CHRONIQUE n° 1 : REFORME DU CODE CIVIL – GENERALITES, POURPARLERS ET AVANT-CONTRATS
Par Romy LORENT, stagiaire, et Me Aïda MOUMNI, avocat associé
L’ordonnance n° 2016-131 du 10 février 2016 portant réforme du droit des contrats, du régime général et de la preuve des obligations fait grand bruit depuis quelques mois.
MDMH AVOCATS a décidé de partager avec vous les grandes lignes de cette réforme, dont les dispositions s’appliqueront aux contrats conclus après le 1er octobre 2016.
Afin de rendre notre exposé plus didactique, la réforme du Code civil fera l’objet de quatre chroniques hebdomadaires relatives :
La présente chronique abordera donc plus précisément la phase des pourparlers et avant-contrats.
L’esprit général qui se dégage des dispositions nouvellement applicables laisse une large place à la liberté des parties, qui ne sont bien sûres pas tenues en principe de contracter quand bien même elles auraient entamé des pourparlers.
Néanmoins, même si la rupture de bonne foi est libre, la rupture fautive est susceptible d’engager la responsabilité extra-contractuelle de son auteur, sauf aménagement conventionnel prévu au préalable par les parties négociantes.
Dès lors, si vous conservez toute liberté pendant la négociation du contrat, attention à ne pas en abuser, le caractère fautif étant apprécié à partir d’un certain nombre d’indices, comme la tardiveté, la mauvaise foi, les frais engagés dans la négociation etc.
Toutefois, en cas de rupture fautive, les avantages inhérents à la conclusion du contrat ou la perte de chance ne sauraient être indemnisés.
Ces règles sont essentiellement la reprise de solutions jurisprudentielles et ne constituent pas une nouveauté réelle.
En revanche le Code civil consacre tout de même un devoir pré-contractuel général d’information relevant de l’ordre public, c’est-à-dire insusceptible de dérogation (article 1112-1 du nouveau code civil), et constitue en cela une réelle nouveauté dans la législation.
Cette nouvelle obligation s’étend aux informations déterminantes « pour le consentement de l’autre », autrement dit si elles ont un lien direct et nécessaire avec le contenu du contrat ou la qualité des parties.
Elle sera opposable seulement dans les cas où l’ignorance de l’autre était légitime ou qu’il faisait confiance à son cocontractant, et ne s’applique pas à l’estimation de la valeur de la prestation.
Toutes les parties y sont soumises et plus seulement les professionnels, et la charge de la preuve incombera d’abord à la partie qui allègue qu’une information lui était due.

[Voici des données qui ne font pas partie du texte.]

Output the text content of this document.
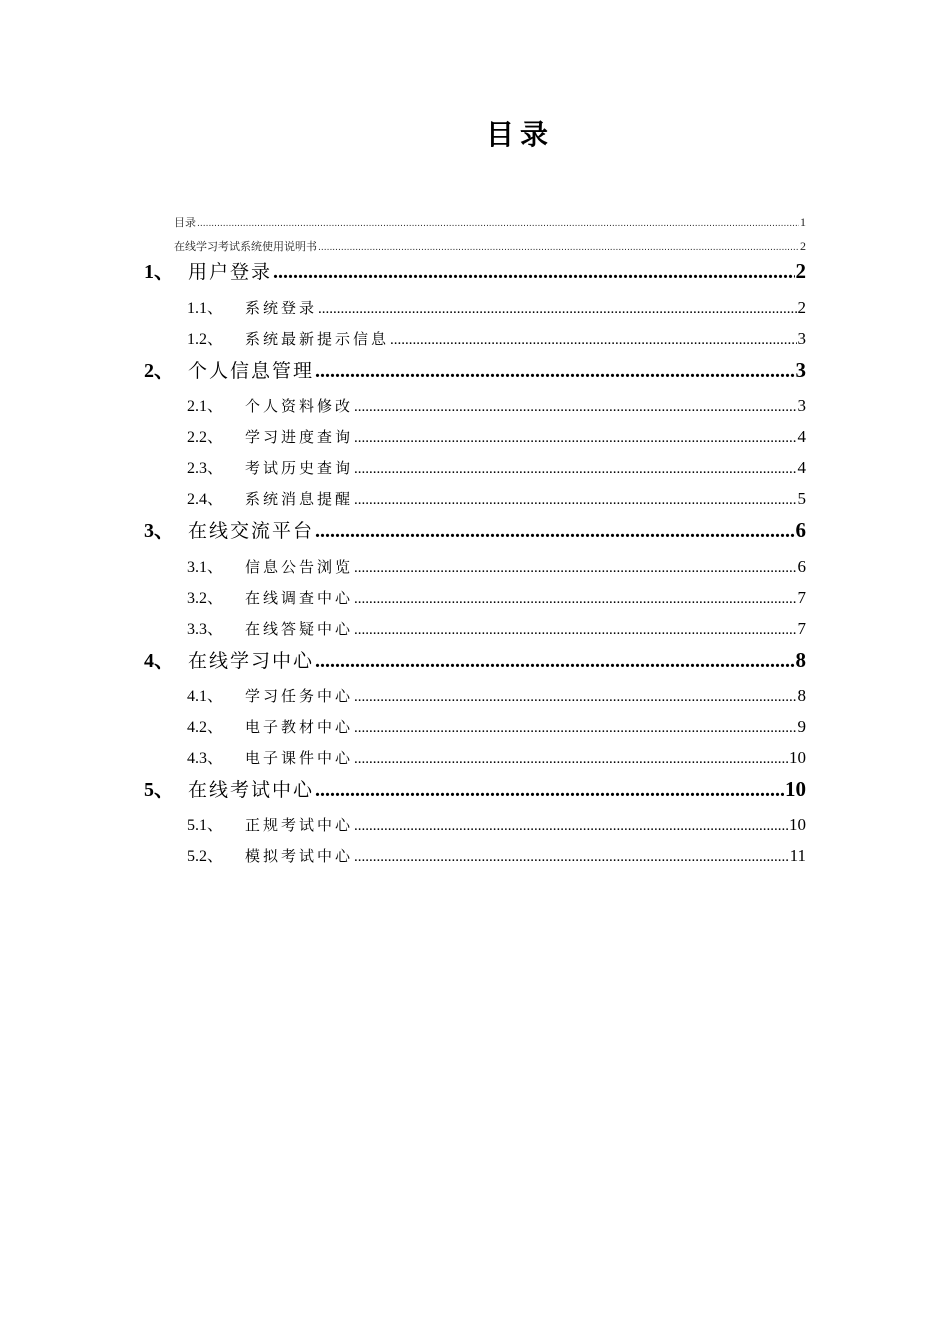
目录
目录 .....	1
在线学习考试系统使用说明书 .....	2
1、 用户登录 .....	2
1.1、	系统登录 .....	2
1.2、	系统最新提示信息 .....	3
2、 个人信息管理 .....	3
2.1、	个人资料修改 .....	3
2.2、	学习进度查询 .....	4
2.3、	考试历史查询 .....	4
2.4、	系统消息提醒 .....	5
3、 在线交流平台 .....	6
3.1、	信息公告浏览 .....	6
3.2、	在线调查中心 .....	7
3.3、	在线答疑中心 .....	7
4、 在线学习中心 .....	8
4.1、	学习任务中心 .....	8
4.2、	电子教材中心 .....	9
4.3、	电子课件中心 .....	10
5、 在线考试中心 .....	10
5.1、	正规考试中心 .....	10
5.2、	模拟考试中心 .....	11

Si l’ignorance de cette information est constitutive d’un vice du consentement, le contrat pourra être annulé et la responsabilité pourra être engagée.
Le nouveau code civil vient également préciser et définir les notions d’offre, d’acceptation, de pacte de préférence et de promesse unilatérale.
Les dispositions reprennent pour l’essentiel les solutions jurisprudentielles existantes, dans une volonté de satisfaire les exigences de sécurité juridique.
Concernant les notions d’offre et d’acceptation en premier lieu, le contrat tel qu’il est conçu dans la logique consensualiste dominante en droit français, est une rencontre d’une offre et d’une acceptation.
La définition de ces notions est donc indispensable à la sécurisation des situations juridiques.
Pour être caractérisée comme telle, l’offre doit « comporter les éléments essentiels du contrat » et doit « exprimer la volonté de s’engager » (article 1114 du code civil).
La définition des « éléments essentiels » reste encore à déterminer, notamment en liaison avec l’obligation d’information pré-contractuelle, ce qui sera sans doute l’œuvre de la jurisprudence.
La notion d’acceptation quant à elle reste définie comme la « manifestation de volonté de son auteur d’être lié dans les termes de l’offre » (article 1118 du code civil).
Le code envisage également les possibilités et modalités de rétractation de ces manifestations individuelles de volonté.
Concernant les avant-contrats à proprement parler, le nouveau code y consacre deux articles, respectivement relatifs au pacte de préférence (article 1123 du code) et à la promesse unilatérale de vente (article 1124 du code).
La violation de l’un de ces deux avant-contrats par la conclusion du contrat final avec un tiers ne peut entrainer la nullité dudit contrat que si le tiers était au courant de l’existence d’un avant-contrat et en tout état de cause cette violation sera de nature à engager la responsabilité du contractant ayant violer les termes des avant-contrats qu’il avait conclu.
Ainsi, il ressort de la réforme du code civil s’agissant des pourparlers et des avant-contrats un esprit général de bonne foi et de transparence dans les négociations, afin d’éviter aux parties toute mauvaise surprise.